A comparative assessment of ventilative and mechanical cooling for residential zero energy buildings considering the future climate
CHALLENGE - With the increased global concerns on climate change, housing developers are under an obligation to move towards energy-efficient buildings. In the Netherlands, this resulted in a trend towards highly insulated dwellings which are more prone to overheating and therefore increased adverse health effects. Given the prospect of increased overheating risks in the future, it is important to assess the performance of ventilation and mechanical cooling to avoid overheating risks. Therefore, the following research question has been drawn up: “Is mechanical cooling the ultimate cooling strategy for residential zero energy buildings to avoid overheating risks in the future?”
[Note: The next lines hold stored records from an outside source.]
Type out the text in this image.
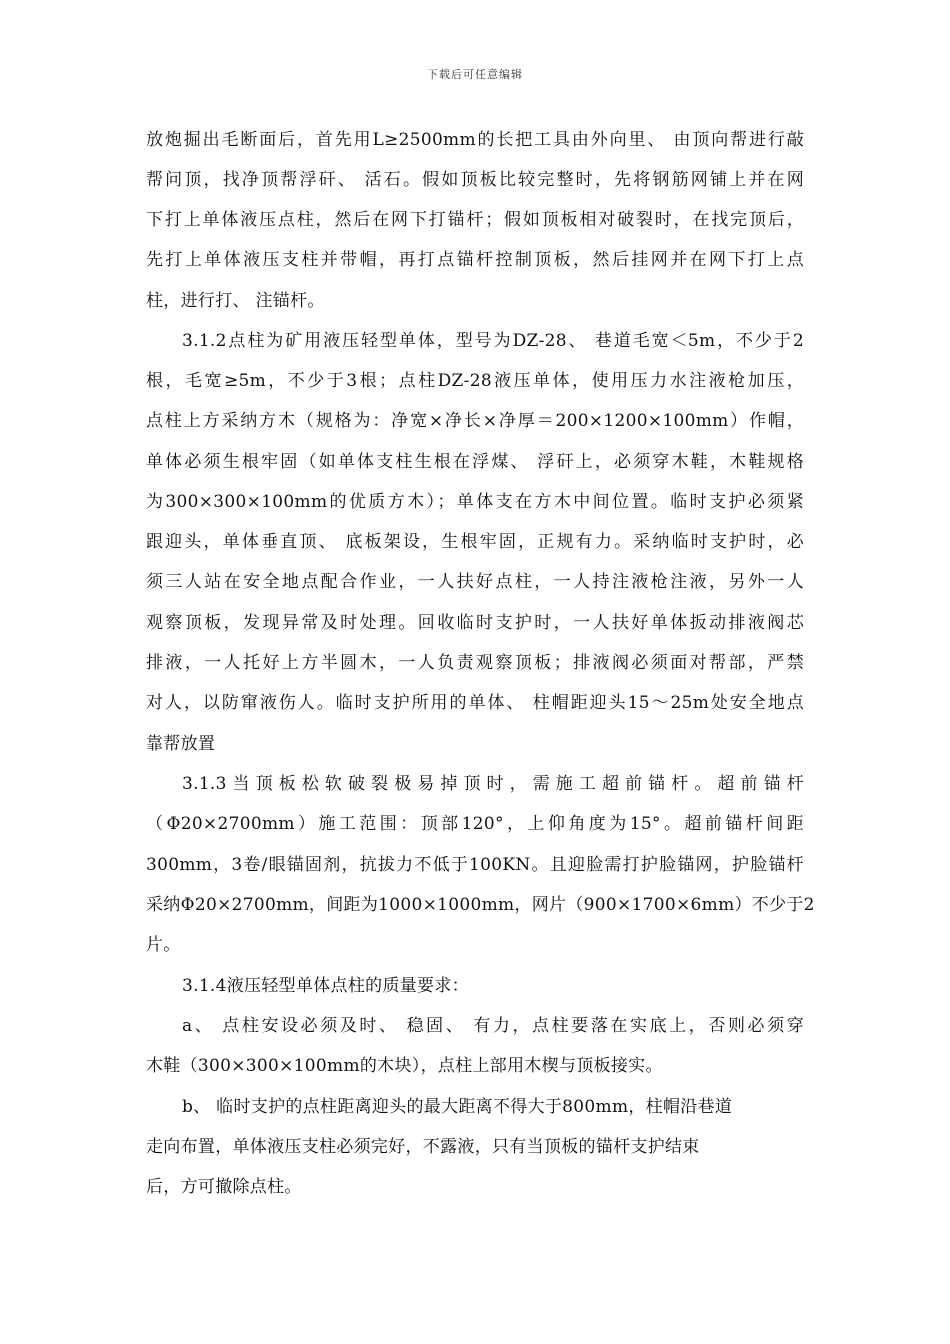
下载后可任意编辑
放炮掘出毛断面后，首先用L≥2500mm的长把工具由外向里、 由顶向帮进行敲
帮问顶，找净顶帮浮矸、 活石。假如顶板比较完整时，先将钢筋网铺上并在网
下打上单体液压点柱，然后在网下打锚杆；假如顶板相对破裂时，在找完顶后，
先打上单体液压支柱并带帽，再打点锚杆控制顶板，然后挂网并在网下打上点
柱，进行打、 注锚杆。
3.1.2点柱为矿用液压轻型单体，型号为DZ-28、 巷道毛宽＜5m，不少于2
根，毛宽≥5m，不少于3根；点柱DZ-28液压单体，使用压力水注液枪加压，
点柱上方采纳方木（规格为：净宽×净长×净厚＝200×1200×100mm）作帽，
单体必须生根牢固（如单体支柱生根在浮煤、 浮矸上，必须穿木鞋，木鞋规格
为300×300×100mm的优质方木）；单体支在方木中间位置。临时支护必须紧
跟迎头，单体垂直顶、 底板架设，生根牢固，正规有力。采纳临时支护时，必
须三人站在安全地点配合作业，一人扶好点柱，一人持注液枪注液，另外一人
观察顶板，发现异常及时处理。回收临时支护时，一人扶好单体扳动排液阀芯
排液，一人托好上方半圆木，一人负责观察顶板；排液阀必须面对帮部，严禁
对人，以防窜液伤人。临时支护所用的单体、 柱帽距迎头15～25m处安全地点
靠帮放置
3.1.3当顶板松软破裂极易掉顶时，需施工超前锚杆。超前锚杆
（Φ20×2700mm）施工范围：顶部120°，上仰角度为15°。超前锚杆间距
300mm，3卷/眼锚固剂，抗拔力不低于100KN。且迎脸需打护脸锚网，护脸锚杆
采纳Φ20×2700mm，间距为1000×1000mm，网片（900×1700×6mm）不少于2
片。
3.1.4液压轻型单体点柱的质量要求：
a、 点柱安设必须及时、 稳固、 有力，点柱要落在实底上，否则必须穿
木鞋（300×300×100mm的木块），点柱上部用木楔与顶板接实。
b、 临时支护的点柱距离迎头的最大距离不得大于800mm，柱帽沿巷道
走向布置，单体液压支柱必须完好，不露液，只有当顶板的锚杆支护结束
后，方可撤除点柱。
SOLUTION - In this thesis, a comparative assessment is performed of ventilation and mechanical cooling using building performance simulations. The proposed methodology is generic which means that it can be applied to various residential buildings. The methodology has been applied to a case study building representing an existing detached house that needs to be renovated into a zero energy building. A design space has been formed varying in different building parameters such as insulation level, energy generation system and cooling strategy. The performance of these design variants is assessed in the field of thermal comfort, energy, and cost, for different scenarios that include the climate, household size, and the occupant behavior. For this study, the brute-force approach is used, making all the different combinations of all predefined design variables. Therefore, the total computational time had to be taken into account while defining the different design variants and scenarios, done using an external optimization program modeFRONTIER. This program includes different optimization algorithms and can change the source code of the TRNSYS model so that new design variants and scenarios can be automatically introduced into the simulation model.
BENEFITS - Mechanical cooling prevents overheating risks at negligible investment cost, but comes with an increased electricity consumption of 3 - 15%, and therefore increased operating cost, depending on the design variant, climate and occupant scenario. Through the use of photovoltaic panels, up to 64% of the electricity consumption for mechanical cooling can be directly fulfilled by on-site generated electricity.